ICI partners key community actors to fight child labour

By GNA
ICI partners key community actors to fight child labour
07.10.2015 LISTEN

Kumasi, Oct. 06, GNA - The International Cocoa Initiative (ICI) has signaled its determination to collaborate and strengthen its partnerships with key decentralized government agencies and departments to remove worst forms of child labour in cocoa growing communities.

Mrs. Avril Kudzi, the National Coordinator, said the goal was to develop functional child-centred community networks to create awareness about the need to give more protection to children.

These would highlight the dangers of engaging children in hazardous work -the negative effects on their health and education.

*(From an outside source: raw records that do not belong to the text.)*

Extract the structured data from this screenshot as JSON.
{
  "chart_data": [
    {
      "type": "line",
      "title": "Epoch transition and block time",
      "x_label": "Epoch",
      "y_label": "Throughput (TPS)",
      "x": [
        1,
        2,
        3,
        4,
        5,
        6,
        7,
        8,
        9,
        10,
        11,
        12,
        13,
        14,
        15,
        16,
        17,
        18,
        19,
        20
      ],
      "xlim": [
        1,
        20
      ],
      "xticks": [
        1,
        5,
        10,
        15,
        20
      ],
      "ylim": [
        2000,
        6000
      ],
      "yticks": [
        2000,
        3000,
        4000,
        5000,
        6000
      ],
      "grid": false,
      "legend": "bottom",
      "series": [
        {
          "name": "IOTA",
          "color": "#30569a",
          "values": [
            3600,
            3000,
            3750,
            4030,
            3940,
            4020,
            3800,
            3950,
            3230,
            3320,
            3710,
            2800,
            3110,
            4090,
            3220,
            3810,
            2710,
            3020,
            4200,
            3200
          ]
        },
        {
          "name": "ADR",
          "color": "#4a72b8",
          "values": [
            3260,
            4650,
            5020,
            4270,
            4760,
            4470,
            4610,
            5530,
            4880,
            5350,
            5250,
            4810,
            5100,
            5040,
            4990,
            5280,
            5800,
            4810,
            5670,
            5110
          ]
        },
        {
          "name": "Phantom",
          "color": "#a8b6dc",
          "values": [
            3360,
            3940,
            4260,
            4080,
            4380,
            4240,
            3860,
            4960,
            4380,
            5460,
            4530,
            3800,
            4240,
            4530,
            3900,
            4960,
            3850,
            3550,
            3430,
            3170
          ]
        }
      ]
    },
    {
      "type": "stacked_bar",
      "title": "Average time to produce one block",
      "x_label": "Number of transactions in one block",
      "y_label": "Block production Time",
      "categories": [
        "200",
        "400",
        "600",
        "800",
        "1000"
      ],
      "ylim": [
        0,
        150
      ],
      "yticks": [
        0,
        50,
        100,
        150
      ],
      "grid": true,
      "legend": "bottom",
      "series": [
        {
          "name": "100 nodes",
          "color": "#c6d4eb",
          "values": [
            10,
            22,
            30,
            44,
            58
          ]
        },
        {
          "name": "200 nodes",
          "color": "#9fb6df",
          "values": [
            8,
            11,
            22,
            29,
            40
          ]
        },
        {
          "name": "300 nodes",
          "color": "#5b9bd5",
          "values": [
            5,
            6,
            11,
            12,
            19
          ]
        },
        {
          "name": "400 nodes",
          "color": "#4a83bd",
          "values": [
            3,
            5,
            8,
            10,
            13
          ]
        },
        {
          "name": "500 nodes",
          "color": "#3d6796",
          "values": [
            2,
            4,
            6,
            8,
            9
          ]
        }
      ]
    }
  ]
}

Officials from the National Commission for Civic Education (NCCE), Department of Social Welfare, Department of Community Development, the Ghana Health Service, the Ghana Education Service (GES), selected from four cocoa growing districts had come together to form the nucleus of the network to spearhead the implementation of the project in their different districts.

The project districts are Sefwi-Wiaso Municipality, Assin-South, Ahafo-Ano South and the Atwima-Mponua.

Mrs. Kudzi told the Ghana News Agency (GNA) on the sidelines of a training workshop for members of the network in Kumasi, that the intention was to promote active partnerships with the districts and communities in the fight against child labour in cocoa farming areas.

The five-day training programme would build the capacity of the participants and help them to have better understanding of the rights of children and laws protecting them.

They would also be equipped with communication skills, awareness creation and sensitization techniques, participatory approaches and field animation to effectively discharge their duties.

Mrs. Kudzi said community engagement was crucial to efforts at helping to eliminate child labour and safeguard the rights of children.

Parents and community members needed to be assisted to become aware of the health risks and the cost to the education of kids exposed to hazardous jobs on the farm.

She said the network would identify community livelihood projects that could support the growth and development of children alongside the transformation of the living conditions of parents.

Mr. Samuel Omane Derchie of the Department of Community Development, Sefwi-Wiaso, said the training programme would help them to build the required expertise to mobilize parents and community members towards the common goal of eliminating child labour.

He said parents needed to recognize that education was paramount in the lives of their children.